Date Published: July 19, 2019
Publisher: Public Library of Science
Author(s): Murray J. Tipping, Karine A. Gibbs, Matthew R. Parsek.
Colonies of the opportunistic pathogen Proteus mirabilis can distinguish self from non-self: in swarming colonies of two different strains, one strain excludes the other from the expanding colony edge. Predominant models characterize bacterial kin discrimination as immediate antagonism towards non-kin cells, typically through delivery of toxin effector molecules from one cell into its neighbor. Upon effector delivery, receiving cells must either neutralize it by presenting a cognate anti-toxin as would a clonal sibling, or suffer cell death or irreversible growth inhibition as would a non-kin cell. Here we expand this paradigm to explain the non-lethal Ids self-recognition system, which stops access to a social behavior in P. mirabilis by selectively and transiently inducing non-self cells into a growth-arrested lifestyle incompatible with cooperative swarming. This state is characterized by reduced expression of genes associated with protein synthesis, virulence, and motility, and also causes non-self cells to tolerate previously lethal concentrations of antibiotics. We show that temporary activation of the stringent response is necessary for entry into this state, ultimately resulting in the iterative exclusion of non-self cells as a swarm colony migrates outwards. These data clarify the intricate connection between non-lethal recognition and the lifecycle of P. mirabilis swarm colonies.

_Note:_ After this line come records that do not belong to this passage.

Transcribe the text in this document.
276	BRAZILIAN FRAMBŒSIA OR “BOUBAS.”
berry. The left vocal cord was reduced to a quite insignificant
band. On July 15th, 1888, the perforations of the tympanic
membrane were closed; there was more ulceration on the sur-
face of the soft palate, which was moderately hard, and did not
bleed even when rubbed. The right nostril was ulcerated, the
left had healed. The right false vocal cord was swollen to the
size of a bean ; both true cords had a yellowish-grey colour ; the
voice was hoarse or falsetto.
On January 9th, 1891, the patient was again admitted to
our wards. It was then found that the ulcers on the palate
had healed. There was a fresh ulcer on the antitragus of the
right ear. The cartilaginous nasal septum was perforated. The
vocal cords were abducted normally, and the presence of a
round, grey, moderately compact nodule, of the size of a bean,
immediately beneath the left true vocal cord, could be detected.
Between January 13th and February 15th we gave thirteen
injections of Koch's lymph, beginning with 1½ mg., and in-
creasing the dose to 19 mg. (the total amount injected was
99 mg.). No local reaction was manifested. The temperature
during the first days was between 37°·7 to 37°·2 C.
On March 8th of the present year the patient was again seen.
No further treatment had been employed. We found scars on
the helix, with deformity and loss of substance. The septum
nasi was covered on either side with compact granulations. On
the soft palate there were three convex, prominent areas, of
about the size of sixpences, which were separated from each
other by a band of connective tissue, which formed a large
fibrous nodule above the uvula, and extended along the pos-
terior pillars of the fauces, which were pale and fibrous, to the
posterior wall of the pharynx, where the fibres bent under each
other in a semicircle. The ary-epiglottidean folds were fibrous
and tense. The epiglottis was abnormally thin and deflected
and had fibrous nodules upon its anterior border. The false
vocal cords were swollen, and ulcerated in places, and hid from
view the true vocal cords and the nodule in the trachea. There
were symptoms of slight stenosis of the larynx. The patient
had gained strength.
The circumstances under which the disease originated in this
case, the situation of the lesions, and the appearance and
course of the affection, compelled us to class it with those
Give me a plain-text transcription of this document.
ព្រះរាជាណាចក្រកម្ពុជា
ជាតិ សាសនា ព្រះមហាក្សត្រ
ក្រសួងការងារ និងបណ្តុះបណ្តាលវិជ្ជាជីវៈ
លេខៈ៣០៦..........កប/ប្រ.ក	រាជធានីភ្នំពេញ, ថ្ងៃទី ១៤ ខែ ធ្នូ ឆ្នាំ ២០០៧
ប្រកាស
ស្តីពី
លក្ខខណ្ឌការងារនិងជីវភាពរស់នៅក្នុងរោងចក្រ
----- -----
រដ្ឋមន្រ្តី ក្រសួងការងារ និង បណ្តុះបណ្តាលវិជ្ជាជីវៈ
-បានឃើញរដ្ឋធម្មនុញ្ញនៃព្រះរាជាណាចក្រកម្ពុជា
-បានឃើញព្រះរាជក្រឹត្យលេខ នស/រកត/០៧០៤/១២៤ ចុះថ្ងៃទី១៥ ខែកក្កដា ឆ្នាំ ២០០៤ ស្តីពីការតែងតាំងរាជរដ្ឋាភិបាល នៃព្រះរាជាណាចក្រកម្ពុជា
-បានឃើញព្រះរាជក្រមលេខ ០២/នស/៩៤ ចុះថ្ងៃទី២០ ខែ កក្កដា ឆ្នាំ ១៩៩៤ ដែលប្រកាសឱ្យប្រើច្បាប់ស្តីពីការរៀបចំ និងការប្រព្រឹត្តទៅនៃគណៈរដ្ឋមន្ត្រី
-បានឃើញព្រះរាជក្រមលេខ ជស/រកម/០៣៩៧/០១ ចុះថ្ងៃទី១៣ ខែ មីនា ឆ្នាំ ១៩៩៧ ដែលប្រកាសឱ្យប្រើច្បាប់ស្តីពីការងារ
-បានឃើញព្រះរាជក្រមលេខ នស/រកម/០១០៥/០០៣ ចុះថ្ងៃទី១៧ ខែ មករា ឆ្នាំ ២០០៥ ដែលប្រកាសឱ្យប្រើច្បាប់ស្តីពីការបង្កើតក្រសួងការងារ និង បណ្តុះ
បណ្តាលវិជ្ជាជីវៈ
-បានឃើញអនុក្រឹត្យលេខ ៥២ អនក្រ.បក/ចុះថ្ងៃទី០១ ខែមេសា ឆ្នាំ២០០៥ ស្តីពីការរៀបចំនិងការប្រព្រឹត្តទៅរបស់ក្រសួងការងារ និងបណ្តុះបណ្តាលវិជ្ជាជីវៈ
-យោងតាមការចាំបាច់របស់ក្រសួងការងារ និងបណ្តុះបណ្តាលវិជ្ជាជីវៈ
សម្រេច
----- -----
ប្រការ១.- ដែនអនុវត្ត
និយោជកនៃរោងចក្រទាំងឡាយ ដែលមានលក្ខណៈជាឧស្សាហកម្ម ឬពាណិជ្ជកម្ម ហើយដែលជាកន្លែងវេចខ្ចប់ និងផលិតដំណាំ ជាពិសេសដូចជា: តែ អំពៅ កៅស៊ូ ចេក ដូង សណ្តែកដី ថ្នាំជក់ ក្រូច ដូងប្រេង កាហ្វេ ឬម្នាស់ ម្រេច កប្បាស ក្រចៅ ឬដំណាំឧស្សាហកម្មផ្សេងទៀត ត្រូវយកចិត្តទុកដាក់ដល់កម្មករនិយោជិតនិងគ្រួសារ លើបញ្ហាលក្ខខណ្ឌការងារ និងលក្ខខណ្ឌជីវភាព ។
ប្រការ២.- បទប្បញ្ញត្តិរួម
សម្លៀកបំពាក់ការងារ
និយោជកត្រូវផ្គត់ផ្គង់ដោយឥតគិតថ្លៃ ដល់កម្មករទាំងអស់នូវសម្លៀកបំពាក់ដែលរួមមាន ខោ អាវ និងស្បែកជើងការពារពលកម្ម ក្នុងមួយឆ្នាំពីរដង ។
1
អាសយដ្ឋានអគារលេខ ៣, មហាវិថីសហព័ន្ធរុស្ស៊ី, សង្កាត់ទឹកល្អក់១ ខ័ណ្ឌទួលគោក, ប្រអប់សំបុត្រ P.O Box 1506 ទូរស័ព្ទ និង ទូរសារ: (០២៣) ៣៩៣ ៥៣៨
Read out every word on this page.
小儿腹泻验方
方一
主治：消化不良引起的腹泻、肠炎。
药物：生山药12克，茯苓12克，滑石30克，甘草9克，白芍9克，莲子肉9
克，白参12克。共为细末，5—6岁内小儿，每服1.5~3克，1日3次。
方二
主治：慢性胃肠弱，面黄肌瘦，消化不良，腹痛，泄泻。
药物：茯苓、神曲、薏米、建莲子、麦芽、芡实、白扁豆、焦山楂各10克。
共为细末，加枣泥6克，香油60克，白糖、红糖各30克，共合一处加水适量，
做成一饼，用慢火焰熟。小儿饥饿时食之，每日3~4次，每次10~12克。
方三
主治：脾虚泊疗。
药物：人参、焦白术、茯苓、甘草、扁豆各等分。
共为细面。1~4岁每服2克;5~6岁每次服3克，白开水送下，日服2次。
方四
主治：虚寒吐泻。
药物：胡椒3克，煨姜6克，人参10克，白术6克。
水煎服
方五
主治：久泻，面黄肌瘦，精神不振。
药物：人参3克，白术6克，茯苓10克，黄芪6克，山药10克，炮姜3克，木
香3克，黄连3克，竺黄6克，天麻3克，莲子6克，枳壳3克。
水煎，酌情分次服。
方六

Organisms rarely live in complete isolation. Living in a community can provide benefits to each individual. However, there is a constant balance between the interests of individuals and the maintenance of community-wide advantages. A stable evolutionary strategy is for individuals to preferentially direct advantages to close kin [1–3]. This behavior, known as kin discrimination, has been the subject of focused study.